Dans l'Océan Indien, un homme vogue seul sur son voilier, lorsqu'il se fait percuter par un container. Cet événement ne sera que le début d'une longue série, lors de laquelle le sort va s'acharner sur notre personnage. Après une peinture froide et caustique des banques lors de la crise de 2008, J.C. Chandor pond ainsi une œuvre audacieuse : non contente de disposer d'un unique protagoniste, celui-ci ne prononce que très peu de dialogues. Robert Redford porte donc le film sur ses épaules, jouant tout en retenue un marin mutique, plein de ressources et tentant de garder le cap malgré l'adversité constante. En raison de ce silence verbal, et du côté déprimant de l'intrigue, "All is Lost" peut être difficile à suivre, mais il serait dommage de passer à côté. La réalisation de J. C. Chandor est parfaitement soignée, livrant plusieurs séquences oppressantes, en jouant avec le point de vue du protagoniste, les mouvements de caméra qui épousent ceux du bateau, ou le montage sonore crispant. Et si quelques lenteurs émaillent le début du film, le dernier acte est sans doute le plus prenant, offrant par ailleurs quelques très belles scènes (les dernières minutes notamment, sont superbes). Un film à part, à découvrir.
"All is lost" est un survival maritime plutôt réaliste ponctué également de quelques scènes spectaculaires très bien filmées. Robert Redford, l'unique acteur du film, est plutôt bon, même si le flegme avec lequel il encaisse l'empilement de déboires est un peu étonnant. Le plus gros regret est sa fin : spoiler: pourquoi avoir fait un happy end et qui plus est aussi ridicule ?
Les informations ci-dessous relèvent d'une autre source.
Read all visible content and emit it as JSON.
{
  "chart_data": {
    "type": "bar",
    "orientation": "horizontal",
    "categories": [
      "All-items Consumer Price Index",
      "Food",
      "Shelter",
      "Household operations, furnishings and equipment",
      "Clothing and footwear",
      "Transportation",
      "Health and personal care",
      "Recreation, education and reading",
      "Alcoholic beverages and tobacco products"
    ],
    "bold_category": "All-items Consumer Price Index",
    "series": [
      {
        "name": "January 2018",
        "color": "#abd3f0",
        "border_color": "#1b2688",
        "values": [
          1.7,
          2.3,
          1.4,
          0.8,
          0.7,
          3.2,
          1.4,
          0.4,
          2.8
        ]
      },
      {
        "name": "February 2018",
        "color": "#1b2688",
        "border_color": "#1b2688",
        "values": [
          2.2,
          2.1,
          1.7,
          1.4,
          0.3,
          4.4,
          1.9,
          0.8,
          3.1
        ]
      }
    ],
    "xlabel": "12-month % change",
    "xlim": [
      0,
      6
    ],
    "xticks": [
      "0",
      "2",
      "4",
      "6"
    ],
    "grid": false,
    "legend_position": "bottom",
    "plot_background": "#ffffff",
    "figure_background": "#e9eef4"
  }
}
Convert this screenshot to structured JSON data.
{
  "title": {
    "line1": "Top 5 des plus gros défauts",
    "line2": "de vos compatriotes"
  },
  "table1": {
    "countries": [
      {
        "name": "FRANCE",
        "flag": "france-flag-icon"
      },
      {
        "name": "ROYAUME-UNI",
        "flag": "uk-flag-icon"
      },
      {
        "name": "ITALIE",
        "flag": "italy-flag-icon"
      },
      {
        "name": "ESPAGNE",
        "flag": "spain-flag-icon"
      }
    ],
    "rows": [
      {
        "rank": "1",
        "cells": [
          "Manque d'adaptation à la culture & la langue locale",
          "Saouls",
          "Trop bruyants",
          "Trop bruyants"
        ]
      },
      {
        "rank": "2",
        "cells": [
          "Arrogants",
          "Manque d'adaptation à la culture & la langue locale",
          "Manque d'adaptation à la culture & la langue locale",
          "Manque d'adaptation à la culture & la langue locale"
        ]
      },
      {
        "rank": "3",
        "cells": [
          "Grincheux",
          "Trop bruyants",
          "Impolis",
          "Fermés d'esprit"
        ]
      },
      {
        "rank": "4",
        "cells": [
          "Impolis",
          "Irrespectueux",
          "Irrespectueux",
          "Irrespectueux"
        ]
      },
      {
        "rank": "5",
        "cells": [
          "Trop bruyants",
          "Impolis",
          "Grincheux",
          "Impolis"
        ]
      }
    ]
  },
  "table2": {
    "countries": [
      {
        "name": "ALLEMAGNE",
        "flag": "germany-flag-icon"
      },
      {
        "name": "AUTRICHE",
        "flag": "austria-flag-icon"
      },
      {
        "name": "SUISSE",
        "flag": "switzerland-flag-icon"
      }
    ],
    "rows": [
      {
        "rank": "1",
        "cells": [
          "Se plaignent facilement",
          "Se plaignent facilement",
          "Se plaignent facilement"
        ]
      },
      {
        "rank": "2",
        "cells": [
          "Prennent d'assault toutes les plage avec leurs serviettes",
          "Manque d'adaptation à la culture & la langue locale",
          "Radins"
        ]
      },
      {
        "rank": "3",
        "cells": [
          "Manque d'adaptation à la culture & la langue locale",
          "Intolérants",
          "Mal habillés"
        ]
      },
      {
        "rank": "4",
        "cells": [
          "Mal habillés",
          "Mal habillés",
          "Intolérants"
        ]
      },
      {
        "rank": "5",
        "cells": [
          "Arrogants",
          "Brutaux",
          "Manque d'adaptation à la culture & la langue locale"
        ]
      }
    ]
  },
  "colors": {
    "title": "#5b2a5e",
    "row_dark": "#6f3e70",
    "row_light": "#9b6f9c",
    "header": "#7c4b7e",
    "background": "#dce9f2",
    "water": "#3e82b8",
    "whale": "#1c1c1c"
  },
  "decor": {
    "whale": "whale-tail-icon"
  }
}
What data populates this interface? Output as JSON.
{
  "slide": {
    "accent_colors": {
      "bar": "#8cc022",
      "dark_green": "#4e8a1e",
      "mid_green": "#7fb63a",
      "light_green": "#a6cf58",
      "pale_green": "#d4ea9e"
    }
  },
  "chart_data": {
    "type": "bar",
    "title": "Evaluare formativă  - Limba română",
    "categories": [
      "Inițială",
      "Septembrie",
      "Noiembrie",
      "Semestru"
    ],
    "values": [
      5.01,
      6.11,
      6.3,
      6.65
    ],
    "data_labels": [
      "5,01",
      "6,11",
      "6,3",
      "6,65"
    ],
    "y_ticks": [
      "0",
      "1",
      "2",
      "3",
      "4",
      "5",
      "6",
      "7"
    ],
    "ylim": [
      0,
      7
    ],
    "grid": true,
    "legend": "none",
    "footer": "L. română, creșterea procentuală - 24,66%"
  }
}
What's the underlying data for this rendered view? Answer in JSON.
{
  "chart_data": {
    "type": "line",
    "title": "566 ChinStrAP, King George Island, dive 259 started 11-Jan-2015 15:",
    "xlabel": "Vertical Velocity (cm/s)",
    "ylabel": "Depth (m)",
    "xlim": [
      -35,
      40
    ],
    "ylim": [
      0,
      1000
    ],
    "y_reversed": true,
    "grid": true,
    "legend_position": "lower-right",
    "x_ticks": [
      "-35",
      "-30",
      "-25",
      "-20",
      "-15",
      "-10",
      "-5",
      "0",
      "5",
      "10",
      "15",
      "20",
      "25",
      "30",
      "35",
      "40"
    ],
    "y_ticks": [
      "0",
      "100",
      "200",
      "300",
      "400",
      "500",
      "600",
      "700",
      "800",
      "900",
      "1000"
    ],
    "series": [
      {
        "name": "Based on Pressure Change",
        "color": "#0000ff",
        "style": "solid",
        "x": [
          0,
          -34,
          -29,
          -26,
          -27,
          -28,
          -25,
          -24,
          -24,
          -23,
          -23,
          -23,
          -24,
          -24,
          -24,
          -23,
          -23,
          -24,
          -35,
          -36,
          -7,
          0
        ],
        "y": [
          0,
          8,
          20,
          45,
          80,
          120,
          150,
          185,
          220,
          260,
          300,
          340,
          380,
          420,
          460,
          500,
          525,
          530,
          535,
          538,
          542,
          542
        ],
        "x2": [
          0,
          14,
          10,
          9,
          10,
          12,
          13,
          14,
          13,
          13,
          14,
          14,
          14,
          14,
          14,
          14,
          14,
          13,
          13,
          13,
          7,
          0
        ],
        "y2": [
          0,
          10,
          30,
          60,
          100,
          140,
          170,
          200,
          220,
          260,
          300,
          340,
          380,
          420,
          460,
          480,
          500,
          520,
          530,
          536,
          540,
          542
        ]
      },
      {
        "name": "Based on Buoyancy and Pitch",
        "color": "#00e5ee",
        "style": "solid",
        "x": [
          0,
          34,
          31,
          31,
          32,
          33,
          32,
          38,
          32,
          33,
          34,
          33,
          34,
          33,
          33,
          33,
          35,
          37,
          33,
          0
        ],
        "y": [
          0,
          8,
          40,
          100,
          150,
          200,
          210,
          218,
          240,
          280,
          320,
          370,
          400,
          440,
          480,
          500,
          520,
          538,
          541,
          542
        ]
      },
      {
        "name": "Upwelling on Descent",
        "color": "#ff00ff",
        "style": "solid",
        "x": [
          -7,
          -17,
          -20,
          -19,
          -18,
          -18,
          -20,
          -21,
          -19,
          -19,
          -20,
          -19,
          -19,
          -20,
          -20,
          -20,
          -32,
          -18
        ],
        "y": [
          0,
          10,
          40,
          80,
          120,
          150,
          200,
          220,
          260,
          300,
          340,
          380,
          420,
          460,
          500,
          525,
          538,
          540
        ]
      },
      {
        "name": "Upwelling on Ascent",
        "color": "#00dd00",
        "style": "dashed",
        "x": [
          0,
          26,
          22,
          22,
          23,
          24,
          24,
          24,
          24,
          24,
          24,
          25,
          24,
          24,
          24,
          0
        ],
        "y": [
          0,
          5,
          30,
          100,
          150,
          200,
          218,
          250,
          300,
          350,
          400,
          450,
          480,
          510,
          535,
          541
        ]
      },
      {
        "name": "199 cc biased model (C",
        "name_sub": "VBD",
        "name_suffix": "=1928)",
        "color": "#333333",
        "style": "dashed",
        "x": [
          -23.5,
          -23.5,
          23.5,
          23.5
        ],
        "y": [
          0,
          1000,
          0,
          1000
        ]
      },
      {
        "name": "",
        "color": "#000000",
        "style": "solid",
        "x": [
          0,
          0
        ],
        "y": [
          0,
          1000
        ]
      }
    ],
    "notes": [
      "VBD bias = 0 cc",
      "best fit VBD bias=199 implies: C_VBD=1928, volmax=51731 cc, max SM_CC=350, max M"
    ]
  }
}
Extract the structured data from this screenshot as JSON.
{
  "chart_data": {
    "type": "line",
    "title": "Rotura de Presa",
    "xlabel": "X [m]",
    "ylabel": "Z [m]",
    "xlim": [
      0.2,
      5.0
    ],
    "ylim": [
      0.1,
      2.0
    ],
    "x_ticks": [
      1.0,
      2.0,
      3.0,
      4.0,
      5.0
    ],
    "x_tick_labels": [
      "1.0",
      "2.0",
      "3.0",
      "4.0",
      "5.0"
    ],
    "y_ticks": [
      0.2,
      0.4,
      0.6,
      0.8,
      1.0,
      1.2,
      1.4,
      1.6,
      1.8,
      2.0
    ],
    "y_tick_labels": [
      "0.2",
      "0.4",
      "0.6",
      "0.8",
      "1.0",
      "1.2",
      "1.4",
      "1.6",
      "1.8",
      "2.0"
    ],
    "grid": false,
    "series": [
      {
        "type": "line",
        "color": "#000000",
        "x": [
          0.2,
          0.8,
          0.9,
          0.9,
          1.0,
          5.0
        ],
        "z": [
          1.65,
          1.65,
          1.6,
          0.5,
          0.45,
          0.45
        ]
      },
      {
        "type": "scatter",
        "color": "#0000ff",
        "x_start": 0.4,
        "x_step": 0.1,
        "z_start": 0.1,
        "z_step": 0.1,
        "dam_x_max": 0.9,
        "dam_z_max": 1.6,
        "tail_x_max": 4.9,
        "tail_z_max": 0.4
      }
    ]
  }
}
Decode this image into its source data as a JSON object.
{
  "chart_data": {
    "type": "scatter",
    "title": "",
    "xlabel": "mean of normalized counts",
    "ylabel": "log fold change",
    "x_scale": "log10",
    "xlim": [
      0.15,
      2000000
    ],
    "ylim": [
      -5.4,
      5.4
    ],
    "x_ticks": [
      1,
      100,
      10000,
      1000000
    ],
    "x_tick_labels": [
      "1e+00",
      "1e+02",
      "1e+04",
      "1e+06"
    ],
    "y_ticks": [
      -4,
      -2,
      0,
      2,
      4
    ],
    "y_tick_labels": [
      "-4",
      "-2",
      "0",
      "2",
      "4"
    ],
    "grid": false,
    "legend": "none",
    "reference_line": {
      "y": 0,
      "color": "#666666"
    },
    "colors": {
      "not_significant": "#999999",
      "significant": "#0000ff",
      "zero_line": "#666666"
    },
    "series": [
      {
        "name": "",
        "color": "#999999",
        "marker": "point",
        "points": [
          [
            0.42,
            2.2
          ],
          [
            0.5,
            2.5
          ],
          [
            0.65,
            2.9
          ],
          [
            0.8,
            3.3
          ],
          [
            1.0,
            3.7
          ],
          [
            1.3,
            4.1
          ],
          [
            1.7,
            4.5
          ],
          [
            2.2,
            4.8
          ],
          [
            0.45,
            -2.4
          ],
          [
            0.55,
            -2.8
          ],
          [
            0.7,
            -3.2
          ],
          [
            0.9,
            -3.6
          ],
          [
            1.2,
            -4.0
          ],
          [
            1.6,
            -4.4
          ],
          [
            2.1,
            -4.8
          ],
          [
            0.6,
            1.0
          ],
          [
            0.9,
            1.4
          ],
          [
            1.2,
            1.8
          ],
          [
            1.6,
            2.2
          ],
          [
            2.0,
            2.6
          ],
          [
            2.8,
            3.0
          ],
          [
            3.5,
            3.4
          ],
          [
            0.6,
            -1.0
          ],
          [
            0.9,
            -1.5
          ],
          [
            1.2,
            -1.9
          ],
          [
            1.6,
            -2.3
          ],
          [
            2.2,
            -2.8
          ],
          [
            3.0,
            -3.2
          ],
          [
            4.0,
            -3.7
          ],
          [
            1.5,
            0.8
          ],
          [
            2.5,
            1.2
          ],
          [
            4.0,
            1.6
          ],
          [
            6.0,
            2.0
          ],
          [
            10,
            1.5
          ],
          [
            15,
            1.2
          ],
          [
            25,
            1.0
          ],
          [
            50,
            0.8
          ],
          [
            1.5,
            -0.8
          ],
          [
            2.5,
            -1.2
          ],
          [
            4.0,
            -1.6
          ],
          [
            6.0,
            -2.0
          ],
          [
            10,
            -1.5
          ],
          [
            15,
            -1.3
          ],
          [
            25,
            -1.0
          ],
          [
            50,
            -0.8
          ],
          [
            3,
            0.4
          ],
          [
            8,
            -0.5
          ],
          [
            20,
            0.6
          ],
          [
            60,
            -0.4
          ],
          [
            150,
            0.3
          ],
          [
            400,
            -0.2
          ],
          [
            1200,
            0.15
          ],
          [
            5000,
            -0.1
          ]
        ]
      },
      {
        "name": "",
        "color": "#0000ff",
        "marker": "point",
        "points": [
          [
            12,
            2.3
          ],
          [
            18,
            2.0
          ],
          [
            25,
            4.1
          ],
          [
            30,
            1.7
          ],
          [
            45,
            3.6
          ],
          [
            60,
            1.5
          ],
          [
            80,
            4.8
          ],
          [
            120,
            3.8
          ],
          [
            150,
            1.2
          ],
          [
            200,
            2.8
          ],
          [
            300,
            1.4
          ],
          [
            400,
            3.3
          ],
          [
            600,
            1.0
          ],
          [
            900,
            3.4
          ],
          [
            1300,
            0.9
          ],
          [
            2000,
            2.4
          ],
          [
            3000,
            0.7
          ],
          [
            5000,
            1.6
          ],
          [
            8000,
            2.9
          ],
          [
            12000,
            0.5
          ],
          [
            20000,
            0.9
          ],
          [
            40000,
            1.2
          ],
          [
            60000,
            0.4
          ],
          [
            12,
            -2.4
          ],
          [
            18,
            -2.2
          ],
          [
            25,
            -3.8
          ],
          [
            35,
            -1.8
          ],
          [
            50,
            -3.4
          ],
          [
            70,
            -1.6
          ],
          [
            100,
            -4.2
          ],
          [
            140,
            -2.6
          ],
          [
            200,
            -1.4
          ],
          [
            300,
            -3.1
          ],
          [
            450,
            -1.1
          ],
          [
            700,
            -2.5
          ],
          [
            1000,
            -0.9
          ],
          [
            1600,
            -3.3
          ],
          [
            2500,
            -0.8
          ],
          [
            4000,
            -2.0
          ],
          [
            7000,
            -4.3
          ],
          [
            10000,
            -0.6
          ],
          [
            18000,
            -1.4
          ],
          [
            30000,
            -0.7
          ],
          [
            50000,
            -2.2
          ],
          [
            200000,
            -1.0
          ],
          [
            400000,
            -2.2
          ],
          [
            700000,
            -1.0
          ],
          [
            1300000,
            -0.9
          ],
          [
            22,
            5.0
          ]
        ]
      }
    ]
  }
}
Un film trop lent, silencieux et ennuyeux, malgré certaines qualités techniques, visuelles et d’interprétation à remarquer. Je le déconseille aux moins de 10 ans. 2/5
Un célèbre journal a dit que All is lost était à la mer ce que Gravity est à l'espace, je crois qu'on ne peut donner une meilleure définition à ce film. Toutefois, il convient de modérer ce genre de propos car All is Lost est en tout point inférieur à son modèle spatial mais possède quand même de nombreuses qualités qui en font un bon film. Robert Redford est impressionnant dans ce rôle d'homme seul face à la mer mais on aurait aimé un peu plus de folie de sa part, des cris, des pleurs, il reste parfois un peu trop sobre alors que les circonstances devraient le faire changer. Le gros point fort du film reste les images et l'ambiance (comme Gravity), on est plongé dans cette houle déchaînée avec le héros et voir le film dans le noir avec un son home cinéma accentue notre expérience immersive. Enfin, le personnage étant seul, les dialogues sont forcement absent, et pourtant on ne trouve pas le temps si long que ça grâce à une bande originale de qualité.
Ce film de survie au parti pris plutôt radical, sans dialogue aucun, est entièrement porté par un Robert Redford inspiré, dont le personnage doit affronter un nombre incalculable de difficultés potentiellement mortelles. De très belles images.